Dementsprechend ist Ultra keine Art eines neuen Fanclubs, sondern eine neue Lebenseinstellung, in der Partner, Schule und Beruf hintergründig sind.
Doch das Stadion als Raum der Freiheit wird zunehmend reglementiert. Vieles ist schon vororganisiert und Vorschriften engen die Handlungsmöglichkeiten der Ultras ein. So stoßen diese wiederholt an Grenzen; die daraus entstehenden Enttäuschungen und Gefühle der Einflusslosigkeit münden häufig in Flucht oder gar Gewalt (vgl. PILZ 2005a, 7)[5].
Werden Lärminstrumente, Konfettiregen, große Fahnen etc. verboten, fehlt einerseits die Atmosphäre während des Fußballspiels, andererseits besteht die Gefahr, dass die Wünsche nach Stimmung, Emotionalität und Atmosphäre auf eine problematischere Art ausgelebt werden.

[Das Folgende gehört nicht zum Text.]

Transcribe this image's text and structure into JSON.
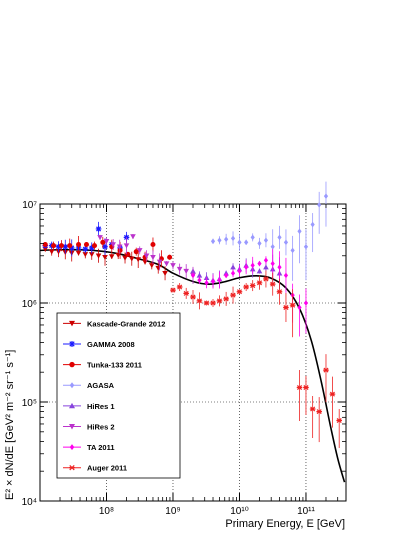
{
  "chart_data": {
    "type": "scatter",
    "title": "",
    "xlabel": "Primary Energy, E [GeV]",
    "ylabel": "E² × dN/dE [GeV² m⁻² sr⁻¹ s⁻¹]",
    "x_scale": "log",
    "y_scale": "log",
    "xlim": [
      10000000,
      400000000000
    ],
    "ylim": [
      10000,
      10000000
    ],
    "grid": true,
    "legend_position": "left",
    "x_major_ticks": [
      {
        "value": 100000000,
        "label": "10⁸"
      },
      {
        "value": 1000000000,
        "label": "10⁹"
      },
      {
        "value": 10000000000,
        "label": "10¹⁰"
      },
      {
        "value": 100000000000,
        "label": "10¹¹"
      }
    ],
    "y_major_ticks": [
      {
        "value": 10000,
        "label": "10⁴"
      },
      {
        "value": 100000,
        "label": "10⁵"
      },
      {
        "value": 1000000,
        "label": "10⁶"
      },
      {
        "value": 10000000,
        "label": "10⁷"
      }
    ],
    "model_curve": {
      "color": "#000000",
      "x": [
        10000000,
        20000000,
        40000000,
        80000000,
        150000000,
        300000000,
        600000000,
        1000000000,
        2000000000,
        3500000000,
        6000000000,
        10000000000,
        18000000000,
        30000000000,
        50000000000,
        80000000000,
        120000000000,
        170000000000,
        230000000000,
        300000000000,
        380000000000
      ],
      "y": [
        3400000,
        3450000,
        3450000,
        3350000,
        3150000,
        2800000,
        2450000,
        2000000,
        1650000,
        1550000,
        1640000,
        1800000,
        1880000,
        1780000,
        1420000,
        880000,
        420000,
        160000,
        60000,
        27000,
        15500
      ]
    },
    "series": [
      {
        "name": "Kascade-Grande 2012",
        "color": "#cc0000",
        "marker": "triangle-down",
        "x": [
          12000000,
          15000000,
          19000000,
          24000000,
          30000000,
          38000000,
          48000000,
          60000000,
          76000000,
          95000000,
          120000000,
          150000000,
          190000000,
          240000000,
          300000000,
          380000000,
          480000000,
          600000000,
          760000000
        ],
        "y": [
          3500000,
          3300000,
          3300000,
          3250000,
          3200000,
          3200000,
          3100000,
          3100000,
          3000000,
          2900000,
          2950000,
          3050000,
          2850000,
          2800000,
          2750000,
          2600000,
          2400000,
          2250000,
          2000000
        ]
      },
      {
        "name": "GAMMA 2008",
        "color": "#1a1aff",
        "marker": "asterisk",
        "x": [
          12000000,
          15000000,
          19000000,
          24000000,
          30000000,
          38000000,
          48000000,
          60000000,
          76000000,
          95000000,
          120000000,
          160000000,
          200000000
        ],
        "y": [
          3800000,
          3800000,
          3700000,
          3700000,
          3600000,
          3600000,
          3500000,
          3600000,
          5600000,
          3700000,
          3900000,
          3600000,
          4600000
        ]
      },
      {
        "name": "Tunka-133 2011",
        "color": "#e00000",
        "marker": "circle",
        "x": [
          12000000,
          16000000,
          21000000,
          28000000,
          38000000,
          50000000,
          66000000,
          88000000,
          120000000,
          160000000,
          210000000,
          280000000,
          380000000,
          500000000,
          670000000,
          890000000
        ],
        "y": [
          3900000,
          3800000,
          3800000,
          3800000,
          3900000,
          3900000,
          3800000,
          4100000,
          3700000,
          3400000,
          3100000,
          3300000,
          2900000,
          3900000,
          2800000,
          2900000
        ]
      },
      {
        "name": "AGASA",
        "color": "#9999ff",
        "marker": "diamond",
        "x": [
          4000000000,
          5000000000,
          6300000000,
          8000000000,
          10000000000,
          12600000000,
          15800000000,
          20000000000,
          25000000000,
          31600000000,
          40000000000,
          50000000000,
          63000000000,
          80000000000,
          100000000000,
          126000000000,
          158000000000,
          200000000000
        ],
        "y": [
          4200000,
          4300000,
          4400000,
          4500000,
          4100000,
          4100000,
          4600000,
          4000000,
          4300000,
          3700000,
          4600000,
          4100000,
          3400000,
          5300000,
          3700000,
          6200000,
          9800000,
          12000000
        ]
      },
      {
        "name": "HiRes 1",
        "color": "#8844dd",
        "marker": "triangle-up",
        "x": [
          2000000000,
          2500000000,
          3200000000,
          4000000000,
          5000000000,
          6300000000,
          8000000000,
          10000000000,
          12600000000,
          15800000000,
          20000000000,
          25000000000,
          31600000000,
          40000000000
        ],
        "y": [
          2100000,
          1900000,
          1800000,
          1700000,
          1750000,
          2000000,
          2300000,
          2200000,
          2400000,
          2200000,
          2100000,
          2300000,
          2200000,
          2000000
        ]
      },
      {
        "name": "HiRes 2",
        "color": "#bb33cc",
        "marker": "triangle-down",
        "x": [
          80000000,
          100000000,
          126000000,
          158000000,
          200000000,
          250000000,
          316000000,
          400000000,
          500000000,
          630000000,
          800000000,
          1000000000,
          1260000000,
          1580000000,
          2000000000
        ],
        "y": [
          4600000,
          4200000,
          3900000,
          3700000,
          3800000,
          4700000,
          3400000,
          3000000,
          2900000,
          2600000,
          2500000,
          2400000,
          2200000,
          2100000,
          1900000
        ]
      },
      {
        "name": "TA 2011",
        "color": "#ff00ee",
        "marker": "diamond",
        "x": [
          2000000000,
          2500000000,
          3200000000,
          4000000000,
          5000000000,
          6300000000,
          8000000000,
          10000000000,
          12600000000,
          15800000000,
          20000000000,
          25000000000,
          31600000000,
          40000000000,
          50000000000,
          63000000000,
          80000000000,
          100000000000
        ],
        "y": [
          1900000,
          1700000,
          1600000,
          1650000,
          1700000,
          1900000,
          2000000,
          2100000,
          2300000,
          2400000,
          2500000,
          2700000,
          2500000,
          2300000,
          1900000,
          1200000,
          900000,
          1000000
        ]
      },
      {
        "name": "Auger 2011",
        "color": "#ee2222",
        "marker": "star",
        "x": [
          1000000000,
          1260000000,
          1580000000,
          2000000000,
          2500000000,
          3200000000,
          4000000000,
          5000000000,
          6300000000,
          8000000000,
          10000000000,
          12600000000,
          15800000000,
          20000000000,
          25000000000,
          31600000000,
          40000000000,
          50000000000,
          63000000000,
          80000000000,
          100000000000,
          126000000000,
          158000000000,
          200000000000,
          250000000000,
          316000000000
        ],
        "y": [
          1350000,
          1450000,
          1250000,
          1150000,
          1050000,
          1000000,
          1000000,
          1050000,
          1100000,
          1200000,
          1300000,
          1450000,
          1500000,
          1600000,
          1750000,
          1550000,
          1300000,
          900000,
          950000,
          140000,
          140000,
          85000,
          80000,
          210000,
          120000,
          65000
        ]
      }
    ]
  }
}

Aus der Sicht der Ultras haben die Verregelung ihres Freiraums im Stadion und die zunehmende Repression zur Abkehr der Gewaltlosigkeit geführt. Dementsprechend verpflichten sie sich dem Ultramanifest, welches unter anderem zu Verzicht auf unnötigen Kontakt zu Verein und Polizei aufruft. Weitere Inhalte des Manifests sind: Das Zeigen der Präsenz bei allen Spielen, ohne sich dabei unterdrücken zu lassen, Selbstorganisiert die Auswärtsspiele besuchen, Zusammenarbeit gegen die Kommerzialisierung mit den gegnerischen Ultras (vgl. PILZ 2005c, 14f)
1.3 Die Abkehr von der Gewaltlosigkeit
Juristisch ist das Stehlen gegnerischer Zaunfahnen und Fanutensilien zwar als Straftat zu bewerten, jedoch regeln die Fangruppen solche Angelegenheiten unter sich, ohne Strafanzeige zu stellen, so dass dieses nicht als „Gewalt“ oder „Aggression“ bezeichnet werden kann.
Kritisch zu betrachten ist jedoch die Abkehr von der Gewaltlosigkeit einiger Ultras. Die Gründe dafür sind vielfältig (siehe Teil I). Seit Mitte der neunziger Jahre reisen Fans vermehrt zu Auswärtsspielen. Dabei bleibt es oftmals nicht nur beim Kräftemessen durch Gesänge und Schlachtrufe, sondern häufig kommt es zu Auseinandersetzungen, die aus Provokationen der gegnerischen Fans bzw. Frustrationen nach einem schlechten Spiel resultieren (siehe Teil I, 2.1.3) oder lediglich in der Suche nach dem „Kick“ entstehen, wie der Autor in Interviews mit Fanbeauftragten und Fanprojekten hat.
„Individuelles Prestige [als ähnliches Motiv, wie das der Hooligans] kann durch Aufschneiden mit Heldentaten, durch Provozieren der Sicherheitskräfte oder durch anderes, grobes Machogehabe erlangt werden“ (STOCKER 1988, 59). In Hannover werden die Ultras von der Polizei aufgrund vergangener Ausschreitungen allesamt der Kategorie C zugeordnet (PILZ 2005a, 11).
„Wenn mein Kind Bulle werden will, würde ich’s glaub ich umbringen. Das wäre die größte Niederlage meines Lebens. Der kann schwul werden, der kann Marsmännchen anbeten“ (PILZ 2006, 138).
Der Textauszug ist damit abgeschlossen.